Sobre su pecho había un gran gato amarillo de ojos ámbar, que les miraba con la espalda arqueada y un gruñido amenazador. Involuntariamente, retrocedieron. El gato saltó junto a ellos y bajó por el pasillo hacia las escaleras, profiriendo el mismo extraño grito.
"¡Dios mío!", jadeó la enfermera, con los labios pálidos. "¿Lo ha visto? Sobre el cuello de ese gato -y era un gato tártaro; conozco la raza-, sobre el cuello de ese gato estaba... ¡estaba el collar de topacio y jade sobre el que escribió!".

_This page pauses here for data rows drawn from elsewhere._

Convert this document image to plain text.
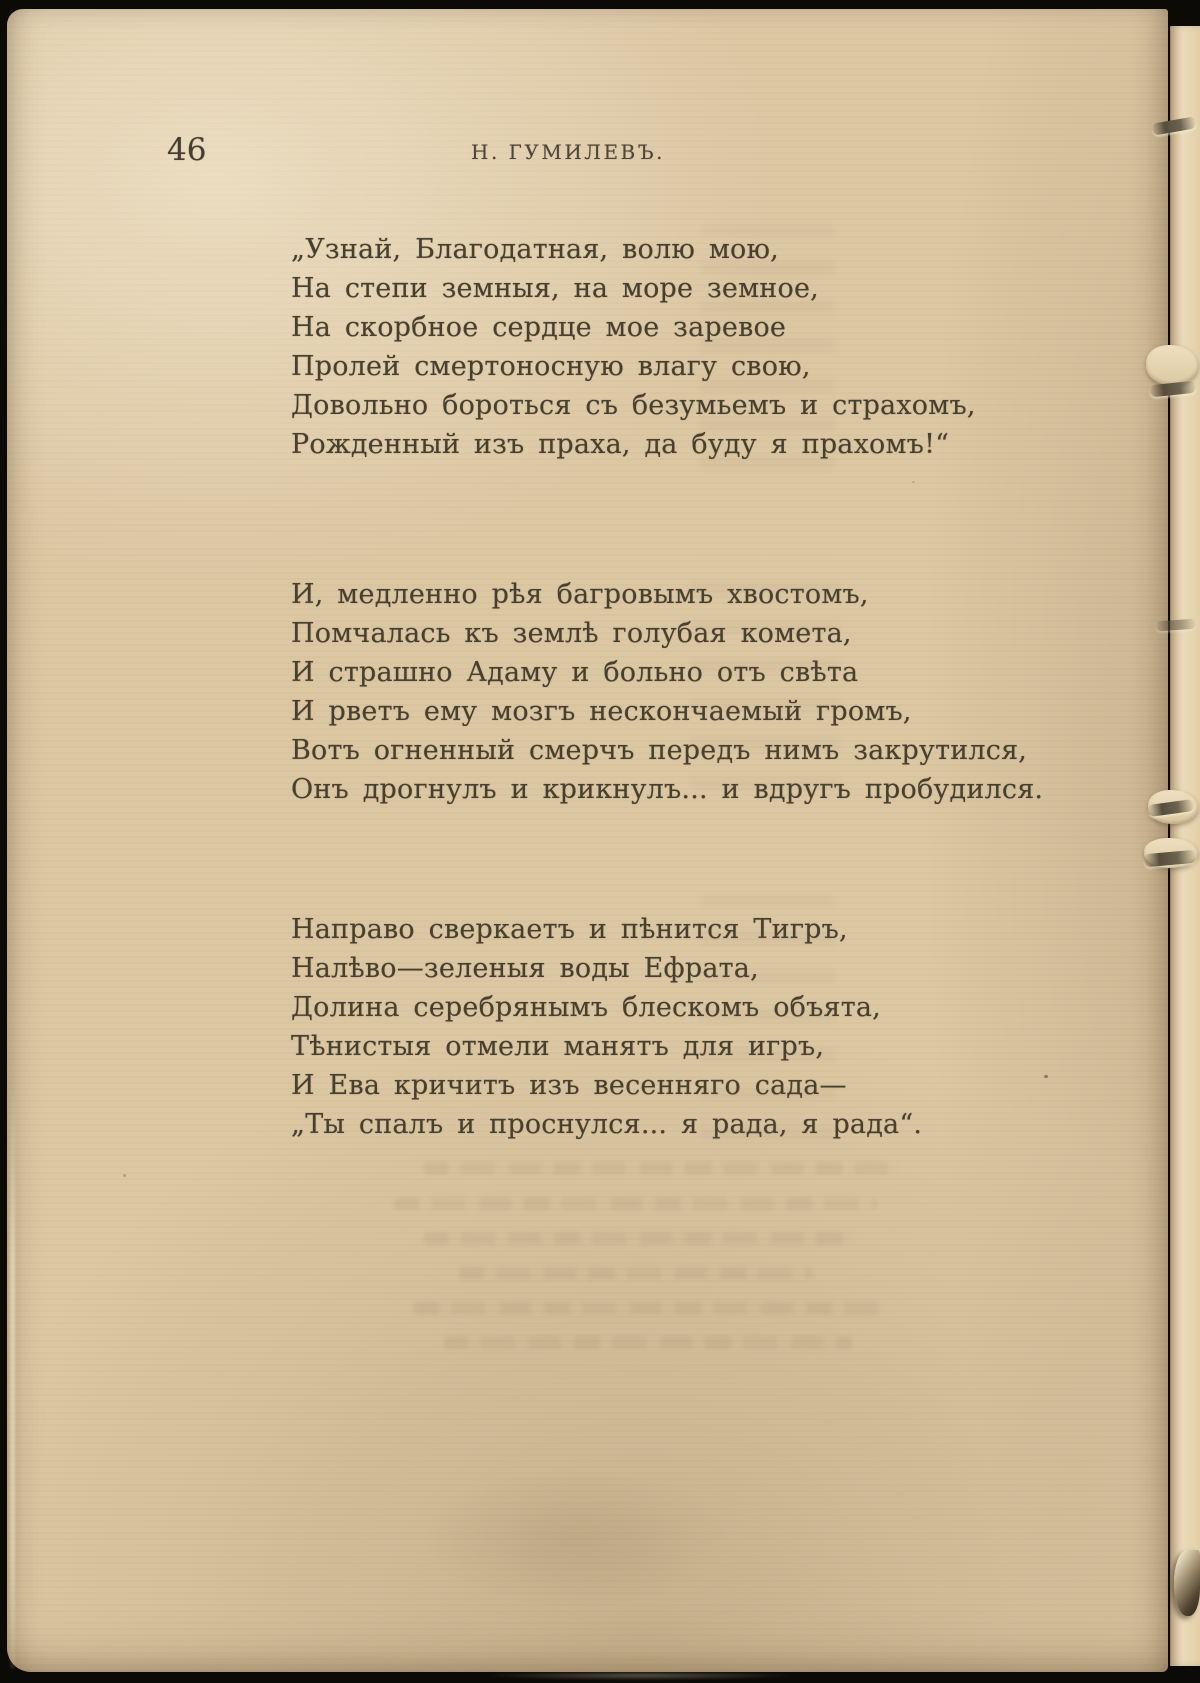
46	Н. ГУМИЛЕВЪ.
„Узнай, Благодатная, волю мою,
На степи земныя, на море земное,
На скорбное сердце мое заревое
Пролей смертоносную влагу свою,
Довольно бороться съ безумьемъ и страхомъ,
Рожденный изъ праха, да буду я прахомъ!“
И, медленно рѣя багровымъ хвостомъ,
Помчалась къ землѣ голубая комета,
И страшно Адаму и больно отъ свѣта
И рветъ ему мозгъ нескончаемый громъ,
Вотъ огненный смерчъ передъ нимъ закрутился,
Онъ дрогнулъ и крикнулъ... и вдругъ пробудился.
Направо сверкаетъ и пѣнится Тигръ,
Налѣво—зеленыя воды Ефрата,
Долина серебрянымъ блескомъ объята,
Тѣнистыя отмели манятъ для игръ,
И Ева кричитъ изъ весенняго сада—
„Ты спалъ и проснулся... я рада, я рада“.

Los vecinos ven un "corazón sagrado" en la habitación donde murió una niña


Después de la muerte de Lillian Daly, una muchacha muy devota de Chicago, se difundió la noticia de que se podía ver un "corazón sagrado" en la pared de la habitación donde había muerto y que si cualquier persona enferma tocaba este corazón se curaría instantáneamente. Inmediatamente, la casa del 6724 de la calle Justine recibió la visita de numerosos enfermos, deseosos de experimentar la cura mágica. Dos sacerdotes de las parroquias vecinas visitaron la casa, pero dijeron que no podían ver la aparición.



Fiestas de caricias en el depósito de cadáveres


Un adinerado empresario de pompas fúnebres de Chicago eligió un lugar espeluznante para hacer el amor. Sus historias de "fiestas de caricias" en un depósito de cadáveres, fiestas con vino en una capilla mortuoria y bailes de "shimmy" en una sala de embalsamamiento provocaron que una mujer le demandara por 50.000 dólares. La mujer afirma que atentó contra su reputación.